Monday was just another busy day for most of us, but for a group of youths excitedly clutching their smartphones, with earphones jammed into their ears, it was a special day as they waited to see “Micro”, the second solo exhibition of works by local visual artist and punk rocker Kyar Pauk.
The exhibition started July 1 and runs through July 7 at the We Creation gallery on the fifth floor of the Yangon Book Plaza.
“Micro means ‘very small’. But how small is small? How big is too big? Although the exhibition title is ‘Micro’, the paintings were painted on large canvases—but they are still small from another point of view. People are always scaling things up or down according to their priorities and viewpoints. That’s what I wanted to say [through the paintings],” Kyar Pauk told The Irrawaddy on the first day of the exhibition.
But the artworks on display are more than just paintings. Each has its own QR code that links to a specific musical track—hence the earphones and the fact that visitors could be seen standing in front of the paintings with smartphone in hand. Next to each painting was a description by the artist.
“I didn’t start painting with the intention of combining these two forms of art—music and painting. After choosing to paint on big canvases, I decided that since the paintings are so big, people need more time to enjoy them. Then, I thought they might appreciate them better if they were listening to background music,” Kyar Pauk said. “If they want to listen to other music tracks, that’s OK. I just want to share the feelings I was experiencing when I made all these paintings. All of the songs influenced me at that time.”
Kyar Pauk says he’s undecided on whether the combination of two art forms works. But either way, he believes the exhibition delivers a new experience to his fans and gallery visitors.
The exhibition of 10 acrylic paintings comes more than a year after Kyar Pauk’s first solo exhibition, “Outelligence”, which was held in March 2018.
Eight of the 10 paintings that comprise “Micro” are accompanied by instrumental (or largely instrumental) tracks by artists including Pink Floyd, Skrillex, The Prodigy, Radiohead, Lanks and others.
“Instrumental music can communicate with people. It has a message, but it’s an abstract form of expression. Paintings and other art works can’t explicitly state a certain message or tell a person what to feel. Everyone has the right to feel freely,” Kyar Pauk said.
One of my favorite combinations was the painting “Red”, backed with the song “Stronger Than” by Lanks. The painting resembles a maze and the underrated melodic track by Lanks took me to a place somewhere in that maze—that’s what I felt while looking at the painting and listening to the track.
Despite the title, the painting was rendered in a blue color. The artist’s accompanying description reads: “Things aren’t always what they seem. Some things are totally different from whatever we think we see.
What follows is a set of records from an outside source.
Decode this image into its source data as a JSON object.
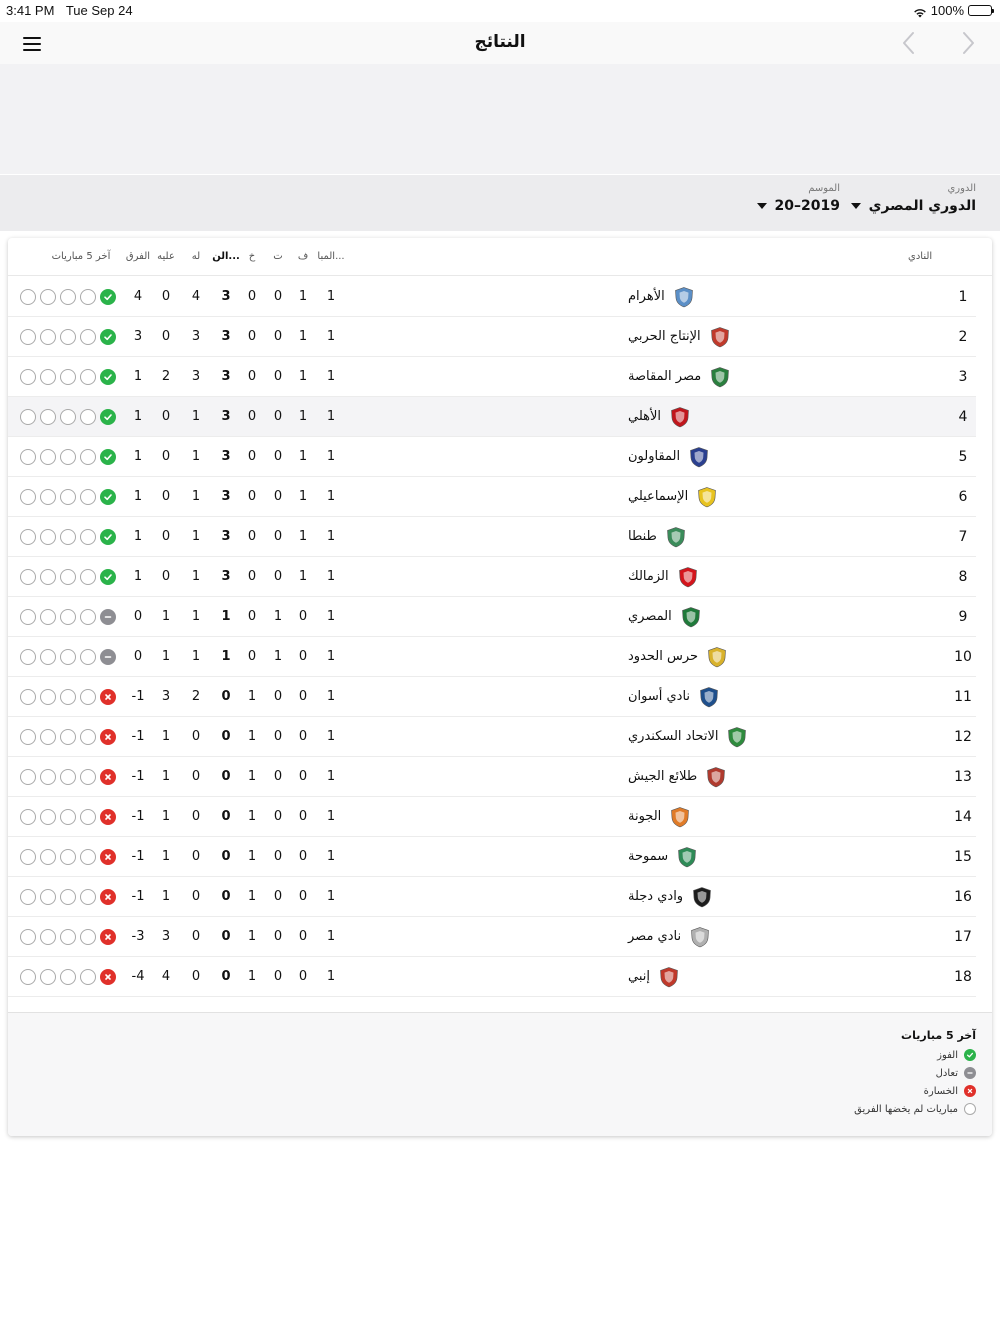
{
  "status": {
    "time": "3:41 PM",
    "date": "Tue Sep 24",
    "battery": "100%"
  },
  "nav": {
    "title": "النتائج"
  },
  "filters": {
    "league": {
      "label": "الدوري",
      "value": "الدوري المصري"
    },
    "season": {
      "label": "الموسم",
      "value": "2019–20"
    }
  },
  "table": {
    "headers": {
      "club": "النادي",
      "matches": "المبا...",
      "won": "ف",
      "drawn": "ت",
      "lost": "خ",
      "points": "الن...",
      "for": "له",
      "against": "عليه",
      "diff": "الفرق",
      "form": "آخر 5 مباريات"
    },
    "rows": [
      {
        "pos": "1",
        "team": "الأهرام",
        "mp": "1",
        "w": "1",
        "d": "0",
        "l": "0",
        "pts": "3",
        "gf": "4",
        "ga": "0",
        "gd": "4",
        "form": [
          "w",
          "n",
          "n",
          "n",
          "n"
        ],
        "logo": "pyramids-logo",
        "color": "#5b8fc7"
      },
      {
        "pos": "2",
        "team": "الإنتاج الحربي",
        "mp": "1",
        "w": "1",
        "d": "0",
        "l": "0",
        "pts": "3",
        "gf": "3",
        "ga": "0",
        "gd": "3",
        "form": [
          "w",
          "n",
          "n",
          "n",
          "n"
        ],
        "logo": "military-production-logo",
        "color": "#c0392b"
      },
      {
        "pos": "3",
        "team": "مصر المقاصة",
        "mp": "1",
        "w": "1",
        "d": "0",
        "l": "0",
        "pts": "3",
        "gf": "3",
        "ga": "2",
        "gd": "1",
        "form": [
          "w",
          "n",
          "n",
          "n",
          "n"
        ],
        "logo": "misr-makkasa-logo",
        "color": "#2a7f3e"
      },
      {
        "pos": "4",
        "team": "الأهلي",
        "mp": "1",
        "w": "1",
        "d": "0",
        "l": "0",
        "pts": "3",
        "gf": "1",
        "ga": "0",
        "gd": "1",
        "form": [
          "w",
          "n",
          "n",
          "n",
          "n"
        ],
        "logo": "al-ahly-logo",
        "color": "#c0161c"
      },
      {
        "pos": "5",
        "team": "المقاولون",
        "mp": "1",
        "w": "1",
        "d": "0",
        "l": "0",
        "pts": "3",
        "gf": "1",
        "ga": "0",
        "gd": "1",
        "form": [
          "w",
          "n",
          "n",
          "n",
          "n"
        ],
        "logo": "arab-contractors-logo",
        "color": "#2a3f8f"
      },
      {
        "pos": "6",
        "team": "الإسماعيلي",
        "mp": "1",
        "w": "1",
        "d": "0",
        "l": "0",
        "pts": "3",
        "gf": "1",
        "ga": "0",
        "gd": "1",
        "form": [
          "w",
          "n",
          "n",
          "n",
          "n"
        ],
        "logo": "ismaily-logo",
        "color": "#e8c320"
      },
      {
        "pos": "7",
        "team": "طنطا",
        "mp": "1",
        "w": "1",
        "d": "0",
        "l": "0",
        "pts": "3",
        "gf": "1",
        "ga": "0",
        "gd": "1",
        "form": [
          "w",
          "n",
          "n",
          "n",
          "n"
        ],
        "logo": "tanta-logo",
        "color": "#3a8c5a"
      },
      {
        "pos": "8",
        "team": "الزمالك",
        "mp": "1",
        "w": "1",
        "d": "0",
        "l": "0",
        "pts": "3",
        "gf": "1",
        "ga": "0",
        "gd": "1",
        "form": [
          "w",
          "n",
          "n",
          "n",
          "n"
        ],
        "logo": "zamalek-logo",
        "color": "#d4141c"
      },
      {
        "pos": "9",
        "team": "المصري",
        "mp": "1",
        "w": "0",
        "d": "1",
        "l": "0",
        "pts": "1",
        "gf": "1",
        "ga": "1",
        "gd": "0",
        "form": [
          "d",
          "n",
          "n",
          "n",
          "n"
        ],
        "logo": "al-masry-logo",
        "color": "#1f7a3a"
      },
      {
        "pos": "10",
        "team": "حرس الحدود",
        "mp": "1",
        "w": "0",
        "d": "1",
        "l": "0",
        "pts": "1",
        "gf": "1",
        "ga": "1",
        "gd": "0",
        "form": [
          "d",
          "n",
          "n",
          "n",
          "n"
        ],
        "logo": "haras-el-hodoud-logo",
        "color": "#d9b22b"
      },
      {
        "pos": "11",
        "team": "نادي أسوان",
        "mp": "1",
        "w": "0",
        "d": "0",
        "l": "1",
        "pts": "0",
        "gf": "2",
        "ga": "3",
        "gd": "-1",
        "form": [
          "l",
          "n",
          "n",
          "n",
          "n"
        ],
        "logo": "aswan-logo",
        "color": "#1e4f8c"
      },
      {
        "pos": "12",
        "team": "الاتحاد السكندري",
        "mp": "1",
        "w": "0",
        "d": "0",
        "l": "1",
        "pts": "0",
        "gf": "0",
        "ga": "1",
        "gd": "-1",
        "form": [
          "l",
          "n",
          "n",
          "n",
          "n"
        ],
        "logo": "al-ittihad-logo",
        "color": "#2e8b3d"
      },
      {
        "pos": "13",
        "team": "طلائع الجيش",
        "mp": "1",
        "w": "0",
        "d": "0",
        "l": "1",
        "pts": "0",
        "gf": "0",
        "ga": "1",
        "gd": "-1",
        "form": [
          "l",
          "n",
          "n",
          "n",
          "n"
        ],
        "logo": "tala-ea-el-gaish-logo",
        "color": "#b03a2e"
      },
      {
        "pos": "14",
        "team": "الجونة",
        "mp": "1",
        "w": "0",
        "d": "0",
        "l": "1",
        "pts": "0",
        "gf": "0",
        "ga": "1",
        "gd": "-1",
        "form": [
          "l",
          "n",
          "n",
          "n",
          "n"
        ],
        "logo": "el-gouna-logo",
        "color": "#e07b28"
      },
      {
        "pos": "15",
        "team": "سموحة",
        "mp": "1",
        "w": "0",
        "d": "0",
        "l": "1",
        "pts": "0",
        "gf": "0",
        "ga": "1",
        "gd": "-1",
        "form": [
          "l",
          "n",
          "n",
          "n",
          "n"
        ],
        "logo": "smouha-logo",
        "color": "#2e8b57"
      },
      {
        "pos": "16",
        "team": "وادي دجلة",
        "mp": "1",
        "w": "0",
        "d": "0",
        "l": "1",
        "pts": "0",
        "gf": "0",
        "ga": "1",
        "gd": "-1",
        "form": [
          "l",
          "n",
          "n",
          "n",
          "n"
        ],
        "logo": "wadi-degla-logo",
        "color": "#1c1c1c"
      },
      {
        "pos": "17",
        "team": "نادي مصر",
        "mp": "1",
        "w": "0",
        "d": "0",
        "l": "1",
        "pts": "0",
        "gf": "0",
        "ga": "3",
        "gd": "-3",
        "form": [
          "l",
          "n",
          "n",
          "n",
          "n"
        ],
        "logo": "misr-club-logo",
        "color": "#b0b0b0"
      },
      {
        "pos": "18",
        "team": "إنبي",
        "mp": "1",
        "w": "0",
        "d": "0",
        "l": "1",
        "pts": "0",
        "gf": "0",
        "ga": "4",
        "gd": "-4",
        "form": [
          "l",
          "n",
          "n",
          "n",
          "n"
        ],
        "logo": "enppi-logo",
        "color": "#c0392b"
      }
    ]
  },
  "legend": {
    "title": "آخر 5 مباريات",
    "items": [
      {
        "type": "w",
        "label": "الفوز"
      },
      {
        "type": "d",
        "label": "تعادل"
      },
      {
        "type": "l",
        "label": "الخسارة"
      },
      {
        "type": "n",
        "label": "مباريات لم يخضها الفريق"
      }
    ]
  },
  "colors": {
    "win": "#2bb34a",
    "draw": "#8e8e93",
    "loss": "#e0302a",
    "highlight_row": "#f4f4f6"
  },
  "highlighted_row": 3
}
Sometimes it’s red. Other times it’s not. Sometimes it’s Babyspice from the ‘90s. Sometimes it’s just your grandma. I mean, who knows? I was born on a Friday and this painting is red.”
Another standout work was “Cold”. The painting depicts a stern Japanese warrior, but the background track made me smile: It was “Harajuku Girls” by Gwen Stefani—a choice that I’m sure will surprise many visitors familiar with the punk rock star’s own musical output.
“With that one I was just being sarcastic. If you consider the 10 [background] tracks as an album, the other tracks by Pink Floyd and Radiohead etc. have a heavy feel. So this one by Gwen was like a fun track,” Kyar Pauk said.
Most of the background songs are lo-fi, hypnotic tracks. Though Kyar Pauk himself is known for making punk music, the tracks featured in the exhibition spanned many genres including indie, pop, rock, hard trap and electronic dance music.
The style and concept of “Micro” represent a total departure from the artist’s previous exhibition.
“Never repeat yourself. The things that influence me are always changing. So my moods are always changing and my art does the same,” the artist said.
On an earlier occasion, Kyar Pauk once said he liked painting because it offers an escape from reality—and this feeling hasn’t changed. “You can see through my paintings whether I am escaping from reality or not. For me, the enjoyment is still in the act of painting. I like the feeling of being able to freely create something new; of doing whatever I want. And I love to watch people enjoying and being curious about the things that I do,” he said.
All the paintings are for sale for US$1,000 (1.52 million kyats) each. Along with the exhibition, We Creation gallery has published a book of short stories by Kyar Pauk, “Kyaung Sar” (Cat Food), which is available for 4,000 kyats.
Kyar Pauk, also known as Han Htue Lwin, is a record producer and the lead singer and guitarist of the band Big Bag and its side-project, Blood Sugar Politik. Big Bag has released nine albums. Their latest, “Anger Management”, was released in May 2017. The band played a successful unplugged concert, “Starry Night”, in July last year. He is also an author and songwriter.